TSK’lıların ticari kuruluşu OYAK Türkiye’deki tüm şirketler arasında T.C’nin stratejisini birinci elden alan tek şirket. Irak’a yapılacak Askeri Harekata – TC katılmasa, karşı çıksa da- Harekatın akabinde Irak’ın savaştan yıkıma uğramış bölgelerinin onarımı için her şeyden önce çimentoya ihtiyacı olacağının hesabını, muhasebesini Harekat öncesi yapmıştı zaten OYAK.
Ve kuzey Irak’a yani Başur- Erbil’de şube açan ilk şirketlerden biri oldu OYAK.
OYAK ÇİMENTO 2003’ten günümüze Irak’tan elde ettiği kazanç rakamlara sığmazken, Türkiye borsasında son 14 yıldır astronomik değer kazanan da oldu.
Erdoğan’ın 2011 yılına kadar Kardeş deyip ailece ağırladığı Assad, Erdoğan’ın sözcülüğünü yaptığı Qatar, Suudi Arabistan projesine hayır deyince olan oldu, bu üç ülke suni radikalizmi silahlandırıp Assad’ın üzerine saldılar. Bunu yaparken ama yine ilk elden hiçbir ticari şirketin ulaşamadığı stratejik bilgilere sahip olan OYAK Çimento Suriye’nin ve Irak’ın yıkım sonrası inşası için elde edeceği kârın şehvetin’in sarhoşluğundaydı.

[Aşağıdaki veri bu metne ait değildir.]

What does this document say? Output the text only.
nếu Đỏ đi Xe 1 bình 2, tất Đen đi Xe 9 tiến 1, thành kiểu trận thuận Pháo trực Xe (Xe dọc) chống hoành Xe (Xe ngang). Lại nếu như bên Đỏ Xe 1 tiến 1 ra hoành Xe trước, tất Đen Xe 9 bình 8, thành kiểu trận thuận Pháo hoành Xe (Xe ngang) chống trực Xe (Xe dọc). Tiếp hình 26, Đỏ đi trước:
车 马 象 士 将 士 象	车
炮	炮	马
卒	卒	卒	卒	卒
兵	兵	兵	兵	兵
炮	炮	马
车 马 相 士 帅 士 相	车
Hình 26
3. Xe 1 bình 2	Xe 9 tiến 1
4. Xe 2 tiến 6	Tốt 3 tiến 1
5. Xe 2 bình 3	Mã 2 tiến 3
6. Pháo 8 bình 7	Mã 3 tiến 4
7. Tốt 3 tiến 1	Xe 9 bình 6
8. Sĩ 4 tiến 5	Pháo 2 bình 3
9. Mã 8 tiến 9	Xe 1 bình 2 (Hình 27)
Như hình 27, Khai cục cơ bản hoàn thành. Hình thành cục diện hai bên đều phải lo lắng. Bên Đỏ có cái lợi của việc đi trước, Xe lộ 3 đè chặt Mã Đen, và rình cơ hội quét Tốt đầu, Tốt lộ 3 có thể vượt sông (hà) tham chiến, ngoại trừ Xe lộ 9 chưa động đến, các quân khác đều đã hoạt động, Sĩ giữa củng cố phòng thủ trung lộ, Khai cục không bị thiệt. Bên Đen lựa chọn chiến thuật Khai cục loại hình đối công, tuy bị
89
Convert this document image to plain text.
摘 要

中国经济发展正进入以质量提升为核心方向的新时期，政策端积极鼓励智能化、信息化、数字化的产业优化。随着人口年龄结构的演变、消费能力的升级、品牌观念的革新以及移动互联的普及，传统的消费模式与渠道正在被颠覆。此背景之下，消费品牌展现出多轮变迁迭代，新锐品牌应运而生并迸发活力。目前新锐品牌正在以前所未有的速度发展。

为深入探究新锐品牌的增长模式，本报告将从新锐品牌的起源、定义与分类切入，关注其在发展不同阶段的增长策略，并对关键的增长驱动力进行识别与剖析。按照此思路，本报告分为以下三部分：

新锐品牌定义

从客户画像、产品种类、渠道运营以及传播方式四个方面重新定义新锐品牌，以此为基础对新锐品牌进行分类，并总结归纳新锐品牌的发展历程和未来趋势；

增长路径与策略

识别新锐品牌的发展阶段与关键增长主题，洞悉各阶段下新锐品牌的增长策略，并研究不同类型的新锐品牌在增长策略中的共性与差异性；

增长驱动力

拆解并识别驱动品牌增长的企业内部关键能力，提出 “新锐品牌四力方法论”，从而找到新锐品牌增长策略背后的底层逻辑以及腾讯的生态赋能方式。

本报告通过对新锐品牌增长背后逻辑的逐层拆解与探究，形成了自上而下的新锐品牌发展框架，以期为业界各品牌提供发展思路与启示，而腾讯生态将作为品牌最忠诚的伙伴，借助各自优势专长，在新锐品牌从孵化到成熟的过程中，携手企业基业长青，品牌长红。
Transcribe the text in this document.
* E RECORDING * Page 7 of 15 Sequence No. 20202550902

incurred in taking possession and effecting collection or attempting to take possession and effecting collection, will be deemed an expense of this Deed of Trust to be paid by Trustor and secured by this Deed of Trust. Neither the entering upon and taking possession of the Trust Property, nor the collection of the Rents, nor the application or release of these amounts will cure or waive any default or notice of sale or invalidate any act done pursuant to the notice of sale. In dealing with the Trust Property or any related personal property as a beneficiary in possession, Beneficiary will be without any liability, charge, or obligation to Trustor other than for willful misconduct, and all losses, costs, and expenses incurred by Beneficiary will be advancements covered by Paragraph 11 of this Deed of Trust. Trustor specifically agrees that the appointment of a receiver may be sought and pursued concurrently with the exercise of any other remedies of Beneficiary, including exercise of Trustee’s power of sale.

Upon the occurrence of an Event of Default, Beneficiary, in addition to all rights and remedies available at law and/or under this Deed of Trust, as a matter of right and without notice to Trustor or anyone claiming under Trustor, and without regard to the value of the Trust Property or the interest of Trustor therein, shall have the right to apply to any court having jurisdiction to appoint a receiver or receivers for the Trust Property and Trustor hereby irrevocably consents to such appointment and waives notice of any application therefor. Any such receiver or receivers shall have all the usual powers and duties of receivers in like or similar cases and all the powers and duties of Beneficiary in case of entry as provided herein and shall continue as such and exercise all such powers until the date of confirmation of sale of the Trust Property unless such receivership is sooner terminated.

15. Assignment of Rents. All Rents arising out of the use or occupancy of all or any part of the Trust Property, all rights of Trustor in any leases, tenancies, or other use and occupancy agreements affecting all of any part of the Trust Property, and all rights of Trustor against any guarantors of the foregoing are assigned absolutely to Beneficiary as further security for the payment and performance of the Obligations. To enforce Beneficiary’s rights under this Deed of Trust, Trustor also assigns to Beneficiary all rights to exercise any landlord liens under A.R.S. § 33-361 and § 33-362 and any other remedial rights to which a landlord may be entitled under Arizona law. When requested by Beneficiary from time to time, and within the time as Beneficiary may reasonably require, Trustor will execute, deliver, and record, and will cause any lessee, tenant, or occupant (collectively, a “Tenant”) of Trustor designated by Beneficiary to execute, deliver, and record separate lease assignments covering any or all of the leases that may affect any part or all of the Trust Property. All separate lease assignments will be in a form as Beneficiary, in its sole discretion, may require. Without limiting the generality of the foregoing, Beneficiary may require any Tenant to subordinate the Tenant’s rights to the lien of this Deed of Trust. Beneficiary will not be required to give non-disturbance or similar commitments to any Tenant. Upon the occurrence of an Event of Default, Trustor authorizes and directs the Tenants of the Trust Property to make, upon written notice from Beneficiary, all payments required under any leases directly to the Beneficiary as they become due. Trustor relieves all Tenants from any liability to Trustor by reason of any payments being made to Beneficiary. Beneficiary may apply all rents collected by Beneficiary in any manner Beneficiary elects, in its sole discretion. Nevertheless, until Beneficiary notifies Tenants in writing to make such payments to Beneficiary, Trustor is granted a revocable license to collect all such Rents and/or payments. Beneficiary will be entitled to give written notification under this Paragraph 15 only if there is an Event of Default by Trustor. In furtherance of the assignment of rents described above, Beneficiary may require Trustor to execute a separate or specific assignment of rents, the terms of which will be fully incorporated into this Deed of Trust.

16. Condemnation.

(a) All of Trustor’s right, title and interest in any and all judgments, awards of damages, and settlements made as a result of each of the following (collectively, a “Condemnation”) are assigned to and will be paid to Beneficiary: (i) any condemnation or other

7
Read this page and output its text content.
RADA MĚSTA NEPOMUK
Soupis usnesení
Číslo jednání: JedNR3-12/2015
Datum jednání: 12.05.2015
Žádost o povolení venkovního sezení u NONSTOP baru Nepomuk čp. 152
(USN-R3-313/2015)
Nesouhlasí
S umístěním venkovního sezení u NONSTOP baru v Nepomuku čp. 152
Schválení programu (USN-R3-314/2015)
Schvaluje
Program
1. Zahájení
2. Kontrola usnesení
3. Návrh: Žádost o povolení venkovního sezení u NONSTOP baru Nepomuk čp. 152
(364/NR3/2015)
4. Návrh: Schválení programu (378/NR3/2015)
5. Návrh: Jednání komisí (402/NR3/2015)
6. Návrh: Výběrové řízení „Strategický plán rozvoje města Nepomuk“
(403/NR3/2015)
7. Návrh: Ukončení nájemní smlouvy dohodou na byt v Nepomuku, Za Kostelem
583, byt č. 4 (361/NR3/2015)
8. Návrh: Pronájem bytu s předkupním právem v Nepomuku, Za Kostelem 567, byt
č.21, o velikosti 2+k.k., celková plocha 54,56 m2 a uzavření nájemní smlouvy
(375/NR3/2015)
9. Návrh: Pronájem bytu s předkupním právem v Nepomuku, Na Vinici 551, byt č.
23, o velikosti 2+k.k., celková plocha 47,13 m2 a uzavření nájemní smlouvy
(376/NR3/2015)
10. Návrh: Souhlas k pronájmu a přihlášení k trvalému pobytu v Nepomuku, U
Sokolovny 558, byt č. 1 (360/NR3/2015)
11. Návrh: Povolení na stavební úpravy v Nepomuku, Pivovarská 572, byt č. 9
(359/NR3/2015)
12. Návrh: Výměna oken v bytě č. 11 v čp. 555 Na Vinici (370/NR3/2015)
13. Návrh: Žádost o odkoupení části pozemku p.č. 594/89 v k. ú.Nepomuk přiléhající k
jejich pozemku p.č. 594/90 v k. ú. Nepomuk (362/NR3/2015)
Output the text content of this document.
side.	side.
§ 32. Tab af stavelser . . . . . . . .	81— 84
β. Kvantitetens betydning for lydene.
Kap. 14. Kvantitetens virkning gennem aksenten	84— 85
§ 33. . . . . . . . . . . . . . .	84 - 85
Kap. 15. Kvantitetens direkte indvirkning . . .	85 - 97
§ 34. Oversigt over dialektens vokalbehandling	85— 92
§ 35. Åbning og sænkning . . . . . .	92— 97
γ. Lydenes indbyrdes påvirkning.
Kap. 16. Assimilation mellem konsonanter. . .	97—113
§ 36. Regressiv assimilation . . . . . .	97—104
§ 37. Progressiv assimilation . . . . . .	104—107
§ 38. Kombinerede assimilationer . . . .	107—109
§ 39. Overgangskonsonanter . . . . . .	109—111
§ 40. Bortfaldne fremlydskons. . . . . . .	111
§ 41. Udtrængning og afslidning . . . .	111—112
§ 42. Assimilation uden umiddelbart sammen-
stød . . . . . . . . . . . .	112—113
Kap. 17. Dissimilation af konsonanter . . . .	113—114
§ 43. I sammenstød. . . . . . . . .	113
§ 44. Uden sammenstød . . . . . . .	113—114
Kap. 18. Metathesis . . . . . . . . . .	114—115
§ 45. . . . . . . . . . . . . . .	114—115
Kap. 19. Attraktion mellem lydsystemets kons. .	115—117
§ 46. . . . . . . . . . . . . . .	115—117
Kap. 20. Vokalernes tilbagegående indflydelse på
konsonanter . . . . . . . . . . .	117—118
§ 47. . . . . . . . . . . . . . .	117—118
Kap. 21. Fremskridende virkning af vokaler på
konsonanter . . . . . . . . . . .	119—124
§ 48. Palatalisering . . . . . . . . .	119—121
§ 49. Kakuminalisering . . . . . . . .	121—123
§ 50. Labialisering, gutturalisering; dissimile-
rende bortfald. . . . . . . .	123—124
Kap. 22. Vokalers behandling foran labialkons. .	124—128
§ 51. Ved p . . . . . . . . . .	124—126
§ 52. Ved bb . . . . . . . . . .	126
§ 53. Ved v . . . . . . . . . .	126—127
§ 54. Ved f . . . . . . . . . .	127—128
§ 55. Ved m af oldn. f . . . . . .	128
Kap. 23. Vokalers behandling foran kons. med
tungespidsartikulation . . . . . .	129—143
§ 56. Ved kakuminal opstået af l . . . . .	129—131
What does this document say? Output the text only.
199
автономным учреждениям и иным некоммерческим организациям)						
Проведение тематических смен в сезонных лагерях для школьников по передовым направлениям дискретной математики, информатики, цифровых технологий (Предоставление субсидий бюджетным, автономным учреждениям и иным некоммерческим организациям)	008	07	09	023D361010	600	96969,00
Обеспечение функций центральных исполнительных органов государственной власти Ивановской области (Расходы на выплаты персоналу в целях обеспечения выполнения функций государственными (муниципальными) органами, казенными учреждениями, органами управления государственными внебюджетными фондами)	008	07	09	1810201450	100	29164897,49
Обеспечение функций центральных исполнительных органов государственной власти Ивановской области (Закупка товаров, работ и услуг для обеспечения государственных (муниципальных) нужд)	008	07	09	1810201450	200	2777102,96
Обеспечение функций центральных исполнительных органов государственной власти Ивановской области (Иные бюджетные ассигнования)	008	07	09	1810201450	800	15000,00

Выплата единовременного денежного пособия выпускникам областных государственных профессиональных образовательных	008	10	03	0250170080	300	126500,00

‘’Yanlış hesap Bağdat’tan döner’’ misali Erdoğan’ın Suriye üzerine yaptığı tüm hesaplar şimdiye kadar boşa çıktığı gibi, bu hesabı da ağır bedellerle boşa çıkacaktır.
Suriye’de Erdoğan bu kez de Çimentoya tosladı.
Rojava, dünyada çimentonun hammaddesi en kaliteli kalkere sahip ve bilindiği gibi günden güne dünyamızdaki kalker rezervleri azalıyor. Yani Xuda’nın Kürtlere sunduğu cennetinde her şey olduğu gibi Kalker’de var ve de en kalitelisi.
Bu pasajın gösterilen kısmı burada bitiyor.